La route Irish, c’est celle qui, à Bagdad, relie l’aéroport international à la zone verte. Elle est réputée être la route la plus dangereuse du monde et c’est sur celle ci que Frankie trouve la mort. Fergus, son ami d’enfance qui l’avait persuadé de quitter les parachutistes pour rejoindre les milices privées, ne croit pas à la thèse officielle et va, depuis Liverpool mener sa propre enquête.
- © Joss Barratt
C’est cette privatisation du conflit par le biais de compagnies de sécurité, assurant l’impunité à leurs agents, le plus souvent des soldats alléchés par l’appât du gain ("12.000 livres mensuelles net d’impôt" promet Fergus à son ami) que dénonce Ken Loach. Pendant que les dirigeants de sociétés engrangeaient des fortunes, leurs mercenaires risquaient leur vies. Si la douleur des victimes de massacre reste hors champs (téléphone), les carnages qui apparaissent sous forme de brefs mais intenses flash-back laissent des traces profondes dans la tête des mercenaires. Violent, brisé, Fergus, magnifiquement interprété par Mark Womack, ira jusqu’au bout de sa quête.
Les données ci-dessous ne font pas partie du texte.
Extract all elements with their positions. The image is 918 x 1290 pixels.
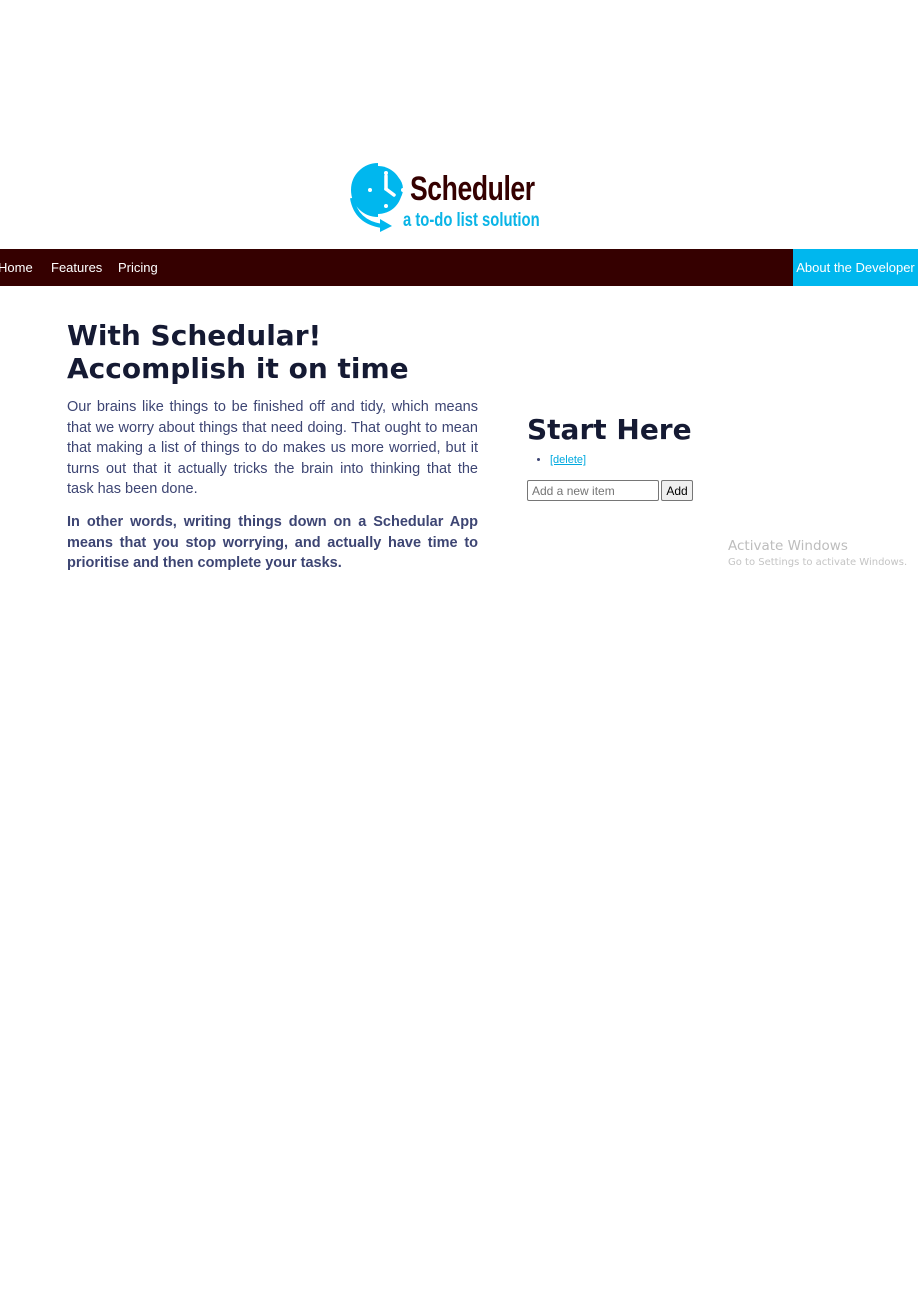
new-item-input[interactable] — [527, 480, 659, 501]
clock-icon — [350, 163, 405, 232]
main-navbar: Home Features Pricing About the Develope… — [0, 249, 918, 286]
hero-paragraph-1: Our brains like things to be finished of… — [67, 399, 478, 498]
logo[interactable]: Scheduler a to-do list solution — [346, 162, 552, 234]
nav-home-link[interactable]: Home — [0, 249, 33, 286]
logo-tagline: a to-do list solution — [403, 210, 540, 231]
hero-title: With Schedular! Accomplish it on time — [67, 319, 409, 385]
todo-title: Start Here — [527, 413, 692, 446]
list-item: [delete] — [550, 452, 586, 468]
add-button[interactable]: Add — [661, 480, 693, 501]
todo-list: [delete] — [527, 452, 586, 468]
nav-pricing-link[interactable]: Pricing — [118, 249, 158, 286]
hero-paragraph-2: In other words, writing things down on a… — [67, 514, 478, 572]
nav-features-link[interactable]: Features — [51, 249, 102, 286]
delete-link[interactable]: [delete] — [550, 454, 586, 466]
page: Scheduler a to-do list solution Home Fea… — [0, 0, 918, 1290]
about-developer-button[interactable]: About the Developer — [793, 249, 918, 286]
logo-title: Scheduler — [410, 170, 535, 208]
activate-windows-subtitle: Go to Settings to activate Windows. — [728, 557, 908, 568]
activate-windows-title: Activate Windows — [728, 538, 848, 554]
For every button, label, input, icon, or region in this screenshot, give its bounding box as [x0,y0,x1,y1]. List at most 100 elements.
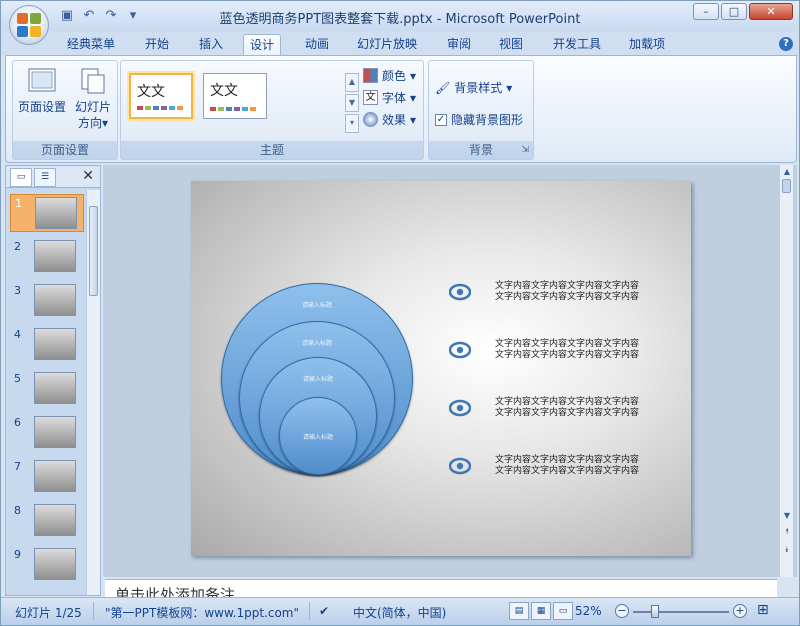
slide-sorter-view-icon[interactable]: ▦ [531,602,551,620]
zoom-slider[interactable]: − + [615,604,747,620]
tab-review[interactable]: 审阅 [441,34,477,55]
slide-thumbnail[interactable]: 4 [10,326,84,364]
hide-background-checkbox[interactable]: ✓ [435,113,447,126]
gallery-up-icon[interactable]: ▲ [345,73,359,92]
slide-number: 3 [14,284,21,297]
gallery-more-icon[interactable]: ▾ [345,114,359,134]
zoom-in-icon[interactable]: + [733,604,747,618]
view-buttons: ▤ ▦ ▭ [509,602,573,620]
office-button[interactable] [9,5,49,45]
hide-background-label: 隐藏背景图形 [451,113,524,127]
text-line: 文字内容文字内容文字内容文字内容 [495,466,640,476]
slide-number: 6 [14,416,21,429]
slide-thumbnails: 1 2 3 4 5 6 7 8 9 [6,190,86,595]
scroll-thumb[interactable] [89,206,98,296]
text-line: 文字内容文字内容文字内容文字内容 [495,350,640,360]
next-slide-icon[interactable]: ⯯ [780,545,794,555]
slide-thumbnail[interactable]: 8 [10,502,84,540]
maximize-icon[interactable]: □ [721,3,747,20]
page-setup-button[interactable]: 页面设置 [17,67,67,115]
background-styles-label: 背景样式 [454,81,503,95]
orientation-text: 方向 [77,116,102,130]
ribbon: 页面设置 幻灯片 方向▾ 页面设置 文文 文文 ▲ ▼ ▾ 颜色 ▾ 文 字体 … [5,55,797,163]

Ken Loach évite le pathos et, en filmant au plus près des corps, nous permet d’être en complète empathie avec le héros, même lorsqu’il emploie des méthodes plus que douteuses.
En s’intéressant à cette guerre, où les cadavres des soldats sont ramenés en catimini dans des cercueils qui "ressemblent à d’énormes cageots" et où les survivants souffrent de syndrome de stress post traumatique, Ken Loach nous livre un film efficace et profondément humain.